Thursday, November 22, 2012

Grace by Mary Oliver

I don’t want you to just sit down at the table. 
I don’t want you to just eat and be content. 
I want you to walk out into the fields 

Where the water is shining and the rice has risen.
I want you to stand there far from this white tablecloth.
I want you to fill your hands with mud, like a blessing.

Mary Oliver

Monday, November 19, 2012

after snyder

prairie of             sea    


dog in grass
          dried yellow weed

       
         winter wool
steel  cloud

Friday, November 9, 2012

On Having a Seizure: Part 2

Last night I dreamt of the wave. It was a tall tombstone of dark water.  It came up quickly on us at the faded beach in our red frilly bathing-suits and umbrellas. It hung over us like a skyscraper in an avalanche. I ducked my head under my little pale arms and didn't move. Everyone else was running, their towels flying behind them like colored tails.  I took a deep breath and froze. The wave turned into sheets of wind and mist and blew over me like rays of gray marble light.
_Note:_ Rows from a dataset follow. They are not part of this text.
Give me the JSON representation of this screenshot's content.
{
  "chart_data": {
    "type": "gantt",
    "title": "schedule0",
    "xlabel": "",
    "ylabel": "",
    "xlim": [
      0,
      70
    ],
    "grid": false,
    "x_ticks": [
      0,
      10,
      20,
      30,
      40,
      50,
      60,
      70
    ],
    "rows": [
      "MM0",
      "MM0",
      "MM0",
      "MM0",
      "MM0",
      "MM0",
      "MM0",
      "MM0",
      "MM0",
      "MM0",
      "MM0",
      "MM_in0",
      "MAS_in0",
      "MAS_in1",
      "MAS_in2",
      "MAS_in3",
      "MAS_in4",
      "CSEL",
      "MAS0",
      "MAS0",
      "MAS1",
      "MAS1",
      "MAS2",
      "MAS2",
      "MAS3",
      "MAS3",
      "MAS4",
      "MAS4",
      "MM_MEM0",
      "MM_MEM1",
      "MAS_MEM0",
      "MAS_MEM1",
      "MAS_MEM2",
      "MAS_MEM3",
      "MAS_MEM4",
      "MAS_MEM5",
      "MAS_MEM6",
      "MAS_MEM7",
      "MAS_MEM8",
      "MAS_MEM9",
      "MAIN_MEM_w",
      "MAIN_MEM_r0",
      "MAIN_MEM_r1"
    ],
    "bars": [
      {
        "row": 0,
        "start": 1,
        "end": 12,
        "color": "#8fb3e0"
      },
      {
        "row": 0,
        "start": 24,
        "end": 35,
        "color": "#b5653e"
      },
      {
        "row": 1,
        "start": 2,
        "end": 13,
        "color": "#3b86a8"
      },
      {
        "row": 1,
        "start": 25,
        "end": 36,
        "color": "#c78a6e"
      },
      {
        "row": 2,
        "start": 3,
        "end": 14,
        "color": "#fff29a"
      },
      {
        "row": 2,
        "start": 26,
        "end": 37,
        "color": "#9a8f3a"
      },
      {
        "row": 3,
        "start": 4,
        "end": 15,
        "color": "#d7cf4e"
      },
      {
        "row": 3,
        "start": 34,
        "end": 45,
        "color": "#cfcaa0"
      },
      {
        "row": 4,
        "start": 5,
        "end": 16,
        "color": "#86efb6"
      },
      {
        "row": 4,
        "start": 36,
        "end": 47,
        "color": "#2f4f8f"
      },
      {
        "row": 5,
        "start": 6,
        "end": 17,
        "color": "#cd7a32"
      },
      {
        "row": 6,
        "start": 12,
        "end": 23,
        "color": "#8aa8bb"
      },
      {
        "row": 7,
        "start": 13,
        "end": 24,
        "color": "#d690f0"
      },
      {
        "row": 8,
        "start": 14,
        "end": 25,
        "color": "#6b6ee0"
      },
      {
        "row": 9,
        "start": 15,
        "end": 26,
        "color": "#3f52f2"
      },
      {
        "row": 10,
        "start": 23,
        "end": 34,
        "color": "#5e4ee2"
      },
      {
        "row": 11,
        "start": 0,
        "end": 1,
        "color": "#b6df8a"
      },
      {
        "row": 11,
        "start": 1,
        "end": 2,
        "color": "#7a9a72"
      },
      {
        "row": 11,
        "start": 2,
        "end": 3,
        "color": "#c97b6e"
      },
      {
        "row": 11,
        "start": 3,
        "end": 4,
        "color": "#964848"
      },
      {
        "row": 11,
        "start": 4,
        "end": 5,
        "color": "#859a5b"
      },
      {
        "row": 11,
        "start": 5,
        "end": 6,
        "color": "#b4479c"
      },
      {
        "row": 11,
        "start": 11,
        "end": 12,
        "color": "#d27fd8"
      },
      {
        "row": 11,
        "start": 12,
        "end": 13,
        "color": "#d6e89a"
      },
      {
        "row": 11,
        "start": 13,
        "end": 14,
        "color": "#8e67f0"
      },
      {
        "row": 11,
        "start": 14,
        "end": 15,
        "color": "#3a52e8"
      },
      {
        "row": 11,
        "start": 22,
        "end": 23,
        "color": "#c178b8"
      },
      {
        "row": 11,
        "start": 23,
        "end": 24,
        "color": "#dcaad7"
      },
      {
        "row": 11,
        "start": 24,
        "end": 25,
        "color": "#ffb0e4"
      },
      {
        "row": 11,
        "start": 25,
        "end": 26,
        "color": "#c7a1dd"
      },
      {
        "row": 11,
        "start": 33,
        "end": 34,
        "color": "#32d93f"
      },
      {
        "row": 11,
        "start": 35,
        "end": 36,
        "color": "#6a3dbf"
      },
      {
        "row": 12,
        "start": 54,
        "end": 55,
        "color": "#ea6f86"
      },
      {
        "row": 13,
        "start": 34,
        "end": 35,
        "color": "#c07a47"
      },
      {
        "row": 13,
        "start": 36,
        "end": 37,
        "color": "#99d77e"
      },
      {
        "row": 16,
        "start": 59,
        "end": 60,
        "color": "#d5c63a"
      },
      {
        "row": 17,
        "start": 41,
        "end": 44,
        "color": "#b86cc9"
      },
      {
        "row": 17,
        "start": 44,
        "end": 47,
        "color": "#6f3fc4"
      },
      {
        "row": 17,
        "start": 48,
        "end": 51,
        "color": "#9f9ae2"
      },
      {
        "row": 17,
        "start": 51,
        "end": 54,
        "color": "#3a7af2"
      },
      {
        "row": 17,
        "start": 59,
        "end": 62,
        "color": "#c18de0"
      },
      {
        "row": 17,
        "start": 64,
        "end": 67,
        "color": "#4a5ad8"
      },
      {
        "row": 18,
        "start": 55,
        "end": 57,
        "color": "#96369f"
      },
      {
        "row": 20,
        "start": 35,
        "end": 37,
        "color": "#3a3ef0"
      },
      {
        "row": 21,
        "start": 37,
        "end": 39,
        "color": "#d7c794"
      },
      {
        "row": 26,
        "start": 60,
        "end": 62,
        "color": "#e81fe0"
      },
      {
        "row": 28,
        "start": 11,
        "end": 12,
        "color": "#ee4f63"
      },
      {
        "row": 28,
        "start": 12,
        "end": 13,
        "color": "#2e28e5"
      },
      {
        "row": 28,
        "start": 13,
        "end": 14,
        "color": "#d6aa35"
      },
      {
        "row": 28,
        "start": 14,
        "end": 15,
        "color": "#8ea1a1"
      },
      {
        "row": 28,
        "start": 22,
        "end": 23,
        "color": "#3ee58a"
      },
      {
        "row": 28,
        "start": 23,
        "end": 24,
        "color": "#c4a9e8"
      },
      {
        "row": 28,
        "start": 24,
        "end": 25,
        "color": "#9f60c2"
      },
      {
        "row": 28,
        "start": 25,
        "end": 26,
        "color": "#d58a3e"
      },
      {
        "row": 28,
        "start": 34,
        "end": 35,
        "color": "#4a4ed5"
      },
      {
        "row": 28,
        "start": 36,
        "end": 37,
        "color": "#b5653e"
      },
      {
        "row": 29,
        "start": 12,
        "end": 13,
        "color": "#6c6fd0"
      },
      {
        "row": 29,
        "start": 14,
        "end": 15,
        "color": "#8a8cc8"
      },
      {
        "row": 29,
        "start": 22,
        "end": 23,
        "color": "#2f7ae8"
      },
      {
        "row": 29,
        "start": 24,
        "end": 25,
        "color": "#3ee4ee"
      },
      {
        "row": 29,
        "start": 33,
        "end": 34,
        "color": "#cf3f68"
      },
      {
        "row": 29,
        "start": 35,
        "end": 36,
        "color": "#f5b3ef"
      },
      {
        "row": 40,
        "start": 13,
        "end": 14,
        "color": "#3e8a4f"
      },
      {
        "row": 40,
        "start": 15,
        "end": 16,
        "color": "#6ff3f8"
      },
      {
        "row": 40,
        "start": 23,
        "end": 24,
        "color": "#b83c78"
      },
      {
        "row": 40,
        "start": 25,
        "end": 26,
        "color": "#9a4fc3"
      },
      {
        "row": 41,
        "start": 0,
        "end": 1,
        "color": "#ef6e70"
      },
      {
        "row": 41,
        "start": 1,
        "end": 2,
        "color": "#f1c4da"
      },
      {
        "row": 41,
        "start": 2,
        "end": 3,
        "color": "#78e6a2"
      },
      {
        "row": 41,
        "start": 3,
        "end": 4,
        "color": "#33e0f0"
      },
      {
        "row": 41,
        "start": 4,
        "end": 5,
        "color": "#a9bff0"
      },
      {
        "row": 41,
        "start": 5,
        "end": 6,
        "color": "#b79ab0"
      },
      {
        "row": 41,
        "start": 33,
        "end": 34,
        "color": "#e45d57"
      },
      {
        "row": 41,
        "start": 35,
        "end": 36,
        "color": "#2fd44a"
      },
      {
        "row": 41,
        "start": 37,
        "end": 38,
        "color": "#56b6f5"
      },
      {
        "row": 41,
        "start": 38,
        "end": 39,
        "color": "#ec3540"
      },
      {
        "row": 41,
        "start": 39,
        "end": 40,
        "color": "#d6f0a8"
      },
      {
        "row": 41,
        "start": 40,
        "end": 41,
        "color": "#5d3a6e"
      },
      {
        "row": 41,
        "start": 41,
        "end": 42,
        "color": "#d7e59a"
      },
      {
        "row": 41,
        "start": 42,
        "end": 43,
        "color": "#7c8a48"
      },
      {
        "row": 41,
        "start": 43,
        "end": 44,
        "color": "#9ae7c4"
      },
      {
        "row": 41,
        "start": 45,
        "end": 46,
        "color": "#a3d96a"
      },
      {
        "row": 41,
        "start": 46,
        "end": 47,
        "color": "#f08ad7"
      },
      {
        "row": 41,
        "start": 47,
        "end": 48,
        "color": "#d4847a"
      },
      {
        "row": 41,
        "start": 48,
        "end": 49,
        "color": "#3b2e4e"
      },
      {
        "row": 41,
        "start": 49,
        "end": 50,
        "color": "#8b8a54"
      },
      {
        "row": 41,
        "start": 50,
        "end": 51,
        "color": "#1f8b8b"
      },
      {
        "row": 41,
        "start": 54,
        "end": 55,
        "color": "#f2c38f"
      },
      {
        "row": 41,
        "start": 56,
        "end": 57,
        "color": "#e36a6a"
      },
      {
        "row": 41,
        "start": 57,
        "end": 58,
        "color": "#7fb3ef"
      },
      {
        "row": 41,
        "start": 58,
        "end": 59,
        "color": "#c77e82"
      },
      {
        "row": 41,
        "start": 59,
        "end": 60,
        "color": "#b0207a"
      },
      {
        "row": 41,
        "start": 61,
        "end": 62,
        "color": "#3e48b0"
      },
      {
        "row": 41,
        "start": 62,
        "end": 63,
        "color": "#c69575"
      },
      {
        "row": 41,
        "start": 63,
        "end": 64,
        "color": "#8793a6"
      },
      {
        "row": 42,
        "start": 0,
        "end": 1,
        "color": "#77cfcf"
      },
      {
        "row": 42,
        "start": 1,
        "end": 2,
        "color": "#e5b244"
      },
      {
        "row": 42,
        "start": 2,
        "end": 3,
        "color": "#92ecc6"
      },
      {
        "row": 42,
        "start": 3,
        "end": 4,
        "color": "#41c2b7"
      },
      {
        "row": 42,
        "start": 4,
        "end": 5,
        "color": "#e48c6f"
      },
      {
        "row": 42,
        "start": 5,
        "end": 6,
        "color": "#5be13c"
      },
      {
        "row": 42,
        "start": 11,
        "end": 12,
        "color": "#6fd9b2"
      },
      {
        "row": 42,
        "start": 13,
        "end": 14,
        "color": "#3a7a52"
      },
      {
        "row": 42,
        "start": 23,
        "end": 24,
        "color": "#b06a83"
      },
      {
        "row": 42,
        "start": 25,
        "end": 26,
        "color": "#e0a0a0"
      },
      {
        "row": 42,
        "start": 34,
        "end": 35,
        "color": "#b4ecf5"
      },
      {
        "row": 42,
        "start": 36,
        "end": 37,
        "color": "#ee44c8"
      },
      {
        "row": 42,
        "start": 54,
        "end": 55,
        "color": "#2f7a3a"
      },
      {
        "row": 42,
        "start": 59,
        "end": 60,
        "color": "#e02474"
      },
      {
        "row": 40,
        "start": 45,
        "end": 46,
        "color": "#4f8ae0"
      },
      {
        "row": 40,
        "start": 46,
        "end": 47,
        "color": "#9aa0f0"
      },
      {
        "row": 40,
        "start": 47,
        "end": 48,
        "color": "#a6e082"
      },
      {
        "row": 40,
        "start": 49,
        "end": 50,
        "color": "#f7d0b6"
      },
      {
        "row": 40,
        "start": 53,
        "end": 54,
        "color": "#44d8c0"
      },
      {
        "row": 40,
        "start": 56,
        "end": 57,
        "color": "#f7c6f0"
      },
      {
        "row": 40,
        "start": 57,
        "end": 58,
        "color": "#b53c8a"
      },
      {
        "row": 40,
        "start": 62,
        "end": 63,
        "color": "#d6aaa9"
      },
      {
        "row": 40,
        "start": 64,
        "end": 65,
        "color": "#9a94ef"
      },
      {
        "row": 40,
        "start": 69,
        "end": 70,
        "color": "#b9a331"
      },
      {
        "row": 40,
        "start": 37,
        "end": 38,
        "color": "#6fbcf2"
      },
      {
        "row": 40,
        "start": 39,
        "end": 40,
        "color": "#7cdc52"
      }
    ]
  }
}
When the swell rose again, I ran. I didn't believe in double miracles; I knew this one would come down like cement on a tenderized body. I ran as fast as I could up the moving sandy hill. When I looked back from high ground, I knew I had made it to safety. I saw the crest of the wave curl into itself and I said a terrified prayer.

Thursday, November 8, 2012

On Having a Seizure: part 1



It’s like turning around to the erection of tidal wave. Your back was turned for a moment and now that your facing this monster, there is no time to run. Of course there is no surviving.
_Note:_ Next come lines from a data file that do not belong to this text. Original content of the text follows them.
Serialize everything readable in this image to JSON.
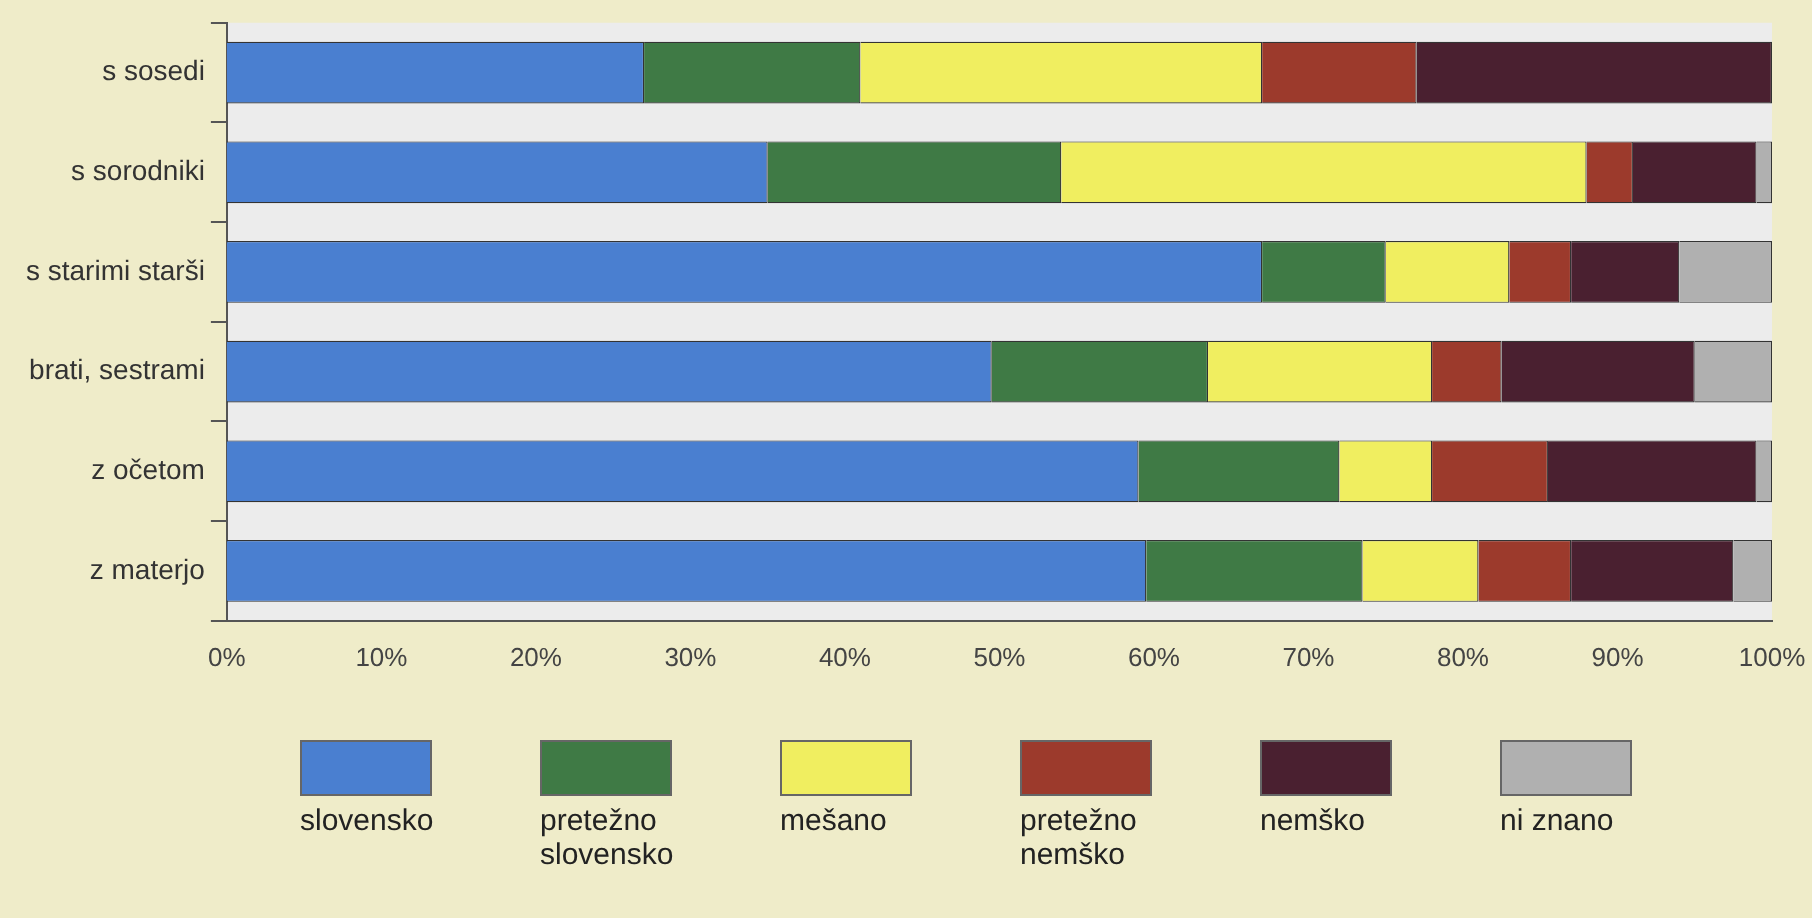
{
  "chart_data": {
    "type": "bar",
    "orientation": "horizontal",
    "stacked": true,
    "legend": "bottom",
    "categories": [
      "s sosedi",
      "s sorodniki",
      "s starimi starši",
      "brati, sestrami",
      "z očetom",
      "z materjo"
    ],
    "xlim": [
      0,
      100
    ],
    "xticks": [
      {
        "value": 0,
        "label": "0%"
      },
      {
        "value": 10,
        "label": "10%"
      },
      {
        "value": 20,
        "label": "20%"
      },
      {
        "value": 30,
        "label": "30%"
      },
      {
        "value": 40,
        "label": "40%"
      },
      {
        "value": 50,
        "label": "50%"
      },
      {
        "value": 60,
        "label": "60%"
      },
      {
        "value": 70,
        "label": "70%"
      },
      {
        "value": 80,
        "label": "80%"
      },
      {
        "value": 90,
        "label": "90%"
      },
      {
        "value": 100,
        "label": "100%"
      }
    ],
    "series": [
      {
        "name": "slovensko",
        "color": "#4a7fd0",
        "values": [
          27,
          35,
          67,
          49.5,
          59,
          59.5
        ]
      },
      {
        "name": "pretežno slovensko",
        "color": "#3f7a45",
        "values": [
          14,
          19,
          8,
          14,
          13,
          14
        ]
      },
      {
        "name": "mešano",
        "color": "#f0ee60",
        "values": [
          26,
          34,
          8,
          14.5,
          6,
          7.5
        ]
      },
      {
        "name": "pretežno nemško",
        "color": "#9c3a2c",
        "values": [
          10,
          3,
          4,
          4.5,
          7.5,
          6
        ]
      },
      {
        "name": "nemško",
        "color": "#4a2030",
        "values": [
          23,
          8,
          7,
          12.5,
          13.5,
          10.5
        ]
      },
      {
        "name": "ni znano",
        "color": "#b0b0b0",
        "values": [
          0,
          1,
          6,
          5,
          1,
          2.5
        ]
      }
    ]
  }
}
First the brain is flooded with hot syrup, and immediately you can feel the heavy slug spread over the rubber. And the brain, like a child drowning under the blue wing of rabid ocean, sparks and screams to grab on to its little life.

The brain becomes a body trying to wrestle itself out of a shark’s mouth, it becomes the arrows of terrified fingers, and the wild kites of elbow and knee. So it jerks, it jerks to break free. Again and again in the same direction the brain bangs on the door of the giant molasses wave. The old splintered house is being flooded but the bedroom door is stuck, and so the knees and elbows and eyes and lips of the brain jerk together like a mob of men to break free. It has to break free.

And then every muscle becomes that child behind the locked door, and every muscle is also the mother outside on the street screaming for someone to save her baby. Every muscle is mother and child together. And every muscle screams. The eyeball and in the hair and down the legs and through the fingers heave and writhe in saving this child.  Until the entire body is a scream for the last red glares of hope, a scream for life slipping down like a feather off a table.


The child dies under the ocean, under the floor.









*
When you wake up you are a soaking dog. Stinky and moldy and slick. Every joint is trembling with the storm. What a lonely wet dog you are.